Analysis Skills, Budgeting, Communication Skills, Deep Learning, English Language, Establish Priorities, Machine Translation, Mentoring, Metrics, Multilingual, Natural Language Processing (NLP), Process Improvement, Production Control, Production Systems, Python Programming/Scripting Language, Quality Metrics, Quality Monitoring, Research & Development (R&D), Technical Leadership, Technical Research, Use Cases
About the Role
Language Translation is one of Sanas's most exciting and fastest-growing product lines. We're looking for a Research Engineer who can both set technical direction and get deep in the modeling work — someone who owns translation quality end-to-end across language pairs and drives the fundamental research challenges unique to real-time simultaneous interpretation.
Job Description
Translation quality & modeling
- Own and drive improvements to translation accuracy across Sanas's supported language pairs, with a focus on conversational, spoken-language domains.
- Design, train, and evaluate neural MT models — from fine-tuning large multilingual models to building targeted components for low-resource or high-priority language pairs.
- Develop and maintain rigorous evaluation pipelines using both automated metrics (BLEU, COMET, chrF) and human evaluation frameworks calibrated to real-world enterprise use cases.

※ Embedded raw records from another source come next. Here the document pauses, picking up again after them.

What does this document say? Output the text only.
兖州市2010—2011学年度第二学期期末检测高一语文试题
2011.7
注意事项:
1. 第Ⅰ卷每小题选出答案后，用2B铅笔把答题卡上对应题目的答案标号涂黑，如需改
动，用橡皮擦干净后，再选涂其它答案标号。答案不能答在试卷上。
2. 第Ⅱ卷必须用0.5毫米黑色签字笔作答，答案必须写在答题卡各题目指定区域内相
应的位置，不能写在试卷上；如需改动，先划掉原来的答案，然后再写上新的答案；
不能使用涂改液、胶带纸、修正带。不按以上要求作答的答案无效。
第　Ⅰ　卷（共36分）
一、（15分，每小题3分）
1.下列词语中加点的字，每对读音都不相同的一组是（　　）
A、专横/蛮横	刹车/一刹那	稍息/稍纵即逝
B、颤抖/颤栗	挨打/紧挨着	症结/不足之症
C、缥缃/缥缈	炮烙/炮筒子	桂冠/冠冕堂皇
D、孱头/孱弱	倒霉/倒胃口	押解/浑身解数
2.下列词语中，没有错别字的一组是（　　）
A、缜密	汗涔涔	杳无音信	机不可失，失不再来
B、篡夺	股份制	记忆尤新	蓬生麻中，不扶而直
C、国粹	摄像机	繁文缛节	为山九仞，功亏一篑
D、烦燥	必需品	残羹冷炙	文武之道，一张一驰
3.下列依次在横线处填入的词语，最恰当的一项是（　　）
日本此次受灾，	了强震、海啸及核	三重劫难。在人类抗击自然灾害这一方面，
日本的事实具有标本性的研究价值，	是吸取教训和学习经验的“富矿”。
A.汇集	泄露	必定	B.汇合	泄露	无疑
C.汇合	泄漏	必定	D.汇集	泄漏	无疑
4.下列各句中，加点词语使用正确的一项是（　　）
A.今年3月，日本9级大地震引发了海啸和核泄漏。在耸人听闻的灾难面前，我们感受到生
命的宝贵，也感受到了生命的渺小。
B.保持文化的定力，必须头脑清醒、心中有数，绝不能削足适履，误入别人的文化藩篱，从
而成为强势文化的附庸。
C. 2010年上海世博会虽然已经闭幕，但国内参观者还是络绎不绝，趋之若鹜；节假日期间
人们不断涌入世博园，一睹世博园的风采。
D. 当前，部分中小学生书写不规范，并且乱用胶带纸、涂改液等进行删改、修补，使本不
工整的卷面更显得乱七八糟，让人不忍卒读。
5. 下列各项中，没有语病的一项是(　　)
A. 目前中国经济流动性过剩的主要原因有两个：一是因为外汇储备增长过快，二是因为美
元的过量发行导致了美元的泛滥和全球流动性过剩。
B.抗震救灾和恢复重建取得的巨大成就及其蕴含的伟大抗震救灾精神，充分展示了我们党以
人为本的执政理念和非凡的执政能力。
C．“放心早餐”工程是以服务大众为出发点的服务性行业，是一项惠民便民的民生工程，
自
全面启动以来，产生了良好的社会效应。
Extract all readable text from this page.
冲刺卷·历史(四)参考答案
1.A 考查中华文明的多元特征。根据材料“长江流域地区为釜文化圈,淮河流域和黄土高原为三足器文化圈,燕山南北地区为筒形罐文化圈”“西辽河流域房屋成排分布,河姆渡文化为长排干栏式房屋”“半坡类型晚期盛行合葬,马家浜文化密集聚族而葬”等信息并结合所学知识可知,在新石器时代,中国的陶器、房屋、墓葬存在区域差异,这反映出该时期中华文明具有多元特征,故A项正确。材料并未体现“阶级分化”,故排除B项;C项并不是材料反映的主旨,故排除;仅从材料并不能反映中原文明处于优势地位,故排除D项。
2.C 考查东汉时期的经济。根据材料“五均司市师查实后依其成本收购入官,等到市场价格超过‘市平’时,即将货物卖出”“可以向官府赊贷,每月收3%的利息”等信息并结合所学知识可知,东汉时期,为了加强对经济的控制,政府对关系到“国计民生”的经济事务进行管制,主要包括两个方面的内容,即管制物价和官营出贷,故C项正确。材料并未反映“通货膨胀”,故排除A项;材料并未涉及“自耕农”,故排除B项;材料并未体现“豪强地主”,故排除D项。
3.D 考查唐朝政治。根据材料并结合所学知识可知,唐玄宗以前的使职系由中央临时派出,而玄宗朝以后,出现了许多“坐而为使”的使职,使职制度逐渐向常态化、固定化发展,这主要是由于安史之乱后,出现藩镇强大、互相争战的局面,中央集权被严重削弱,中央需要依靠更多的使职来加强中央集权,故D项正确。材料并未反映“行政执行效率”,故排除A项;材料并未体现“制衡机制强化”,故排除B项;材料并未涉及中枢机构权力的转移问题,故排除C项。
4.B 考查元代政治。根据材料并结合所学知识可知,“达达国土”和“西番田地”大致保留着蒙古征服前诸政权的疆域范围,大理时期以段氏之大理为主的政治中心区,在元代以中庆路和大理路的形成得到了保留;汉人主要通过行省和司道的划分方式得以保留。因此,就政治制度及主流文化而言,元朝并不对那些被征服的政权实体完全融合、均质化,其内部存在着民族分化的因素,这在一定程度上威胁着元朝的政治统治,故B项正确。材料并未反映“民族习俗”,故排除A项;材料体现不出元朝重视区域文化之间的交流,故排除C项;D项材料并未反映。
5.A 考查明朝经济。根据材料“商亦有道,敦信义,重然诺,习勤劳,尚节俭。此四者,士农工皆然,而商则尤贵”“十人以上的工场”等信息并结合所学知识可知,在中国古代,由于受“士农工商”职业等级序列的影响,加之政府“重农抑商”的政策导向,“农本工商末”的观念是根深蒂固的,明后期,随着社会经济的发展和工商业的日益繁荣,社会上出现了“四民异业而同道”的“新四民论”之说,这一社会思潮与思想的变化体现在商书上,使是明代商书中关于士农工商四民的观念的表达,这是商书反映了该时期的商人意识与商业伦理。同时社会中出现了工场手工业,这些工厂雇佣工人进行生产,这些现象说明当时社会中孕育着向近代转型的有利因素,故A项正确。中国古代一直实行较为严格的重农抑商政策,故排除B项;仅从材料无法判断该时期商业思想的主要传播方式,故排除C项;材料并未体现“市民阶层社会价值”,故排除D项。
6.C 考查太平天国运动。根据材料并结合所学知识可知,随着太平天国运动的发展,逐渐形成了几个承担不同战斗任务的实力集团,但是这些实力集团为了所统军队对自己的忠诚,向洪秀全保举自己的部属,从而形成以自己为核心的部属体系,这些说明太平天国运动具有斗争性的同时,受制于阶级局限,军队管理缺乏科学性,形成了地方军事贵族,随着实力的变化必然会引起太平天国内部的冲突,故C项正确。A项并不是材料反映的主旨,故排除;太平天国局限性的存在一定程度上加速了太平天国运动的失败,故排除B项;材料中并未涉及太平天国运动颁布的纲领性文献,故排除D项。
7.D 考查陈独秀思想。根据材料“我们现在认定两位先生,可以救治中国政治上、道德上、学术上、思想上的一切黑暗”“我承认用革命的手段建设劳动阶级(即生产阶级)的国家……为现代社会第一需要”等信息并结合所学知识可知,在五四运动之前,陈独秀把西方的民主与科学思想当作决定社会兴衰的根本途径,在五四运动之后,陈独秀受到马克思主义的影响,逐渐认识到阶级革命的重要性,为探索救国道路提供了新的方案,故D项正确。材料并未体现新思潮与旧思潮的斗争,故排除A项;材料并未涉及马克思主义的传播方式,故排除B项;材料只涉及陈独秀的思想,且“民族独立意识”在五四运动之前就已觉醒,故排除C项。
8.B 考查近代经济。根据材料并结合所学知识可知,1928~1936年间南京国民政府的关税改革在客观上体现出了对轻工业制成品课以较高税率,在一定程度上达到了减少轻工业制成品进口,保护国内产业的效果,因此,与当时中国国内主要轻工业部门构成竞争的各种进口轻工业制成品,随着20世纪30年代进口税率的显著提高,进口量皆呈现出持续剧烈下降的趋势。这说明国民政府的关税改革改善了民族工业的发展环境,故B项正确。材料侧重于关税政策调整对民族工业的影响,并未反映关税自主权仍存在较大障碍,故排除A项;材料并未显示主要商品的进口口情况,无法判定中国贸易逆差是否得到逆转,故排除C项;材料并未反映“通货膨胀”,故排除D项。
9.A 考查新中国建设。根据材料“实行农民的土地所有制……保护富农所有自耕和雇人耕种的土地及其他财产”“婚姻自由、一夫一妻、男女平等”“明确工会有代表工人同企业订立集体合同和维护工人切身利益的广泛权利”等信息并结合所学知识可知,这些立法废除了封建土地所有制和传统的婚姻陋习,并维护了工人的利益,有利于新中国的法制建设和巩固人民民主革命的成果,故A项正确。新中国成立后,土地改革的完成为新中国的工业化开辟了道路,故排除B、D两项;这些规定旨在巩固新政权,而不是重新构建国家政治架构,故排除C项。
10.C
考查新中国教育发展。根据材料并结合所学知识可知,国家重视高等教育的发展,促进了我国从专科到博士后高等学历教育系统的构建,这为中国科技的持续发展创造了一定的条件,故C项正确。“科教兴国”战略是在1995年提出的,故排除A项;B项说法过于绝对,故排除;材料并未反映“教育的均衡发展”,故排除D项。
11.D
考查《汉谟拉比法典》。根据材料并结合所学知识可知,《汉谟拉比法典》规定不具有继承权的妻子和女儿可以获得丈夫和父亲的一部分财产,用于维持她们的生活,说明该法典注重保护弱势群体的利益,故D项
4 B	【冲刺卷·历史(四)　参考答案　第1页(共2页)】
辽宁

- Identify the highest-leverage research bets — data augmentation, domain adaptation, quality estimation, terminology consistency — and execute on them with measurable quality gains.
Simultaneous interpretation & delimiter modeling
- Lead research and development of Sanas's delimiter model — the component that determines optimal segmentation points in streaming speech for real-time translation output.
- Develop methods to handle speech disfluencies, sentence fragments, and incomplete utterances gracefully in a streaming translation pipeline.
- Collaborate closely with the speech and inference engineering teams to ensure translation components meet strict real-time latency budgets in production.
Research direction & technical leadership
- Define and maintain a research roadmap for MT and simultaneous interpretation, prioritizing work that moves production quality metrics.
- Stay at the frontier of MT research — track and evaluate relevant work — and translate (haha) relevant advances into practical improvements at Sanas.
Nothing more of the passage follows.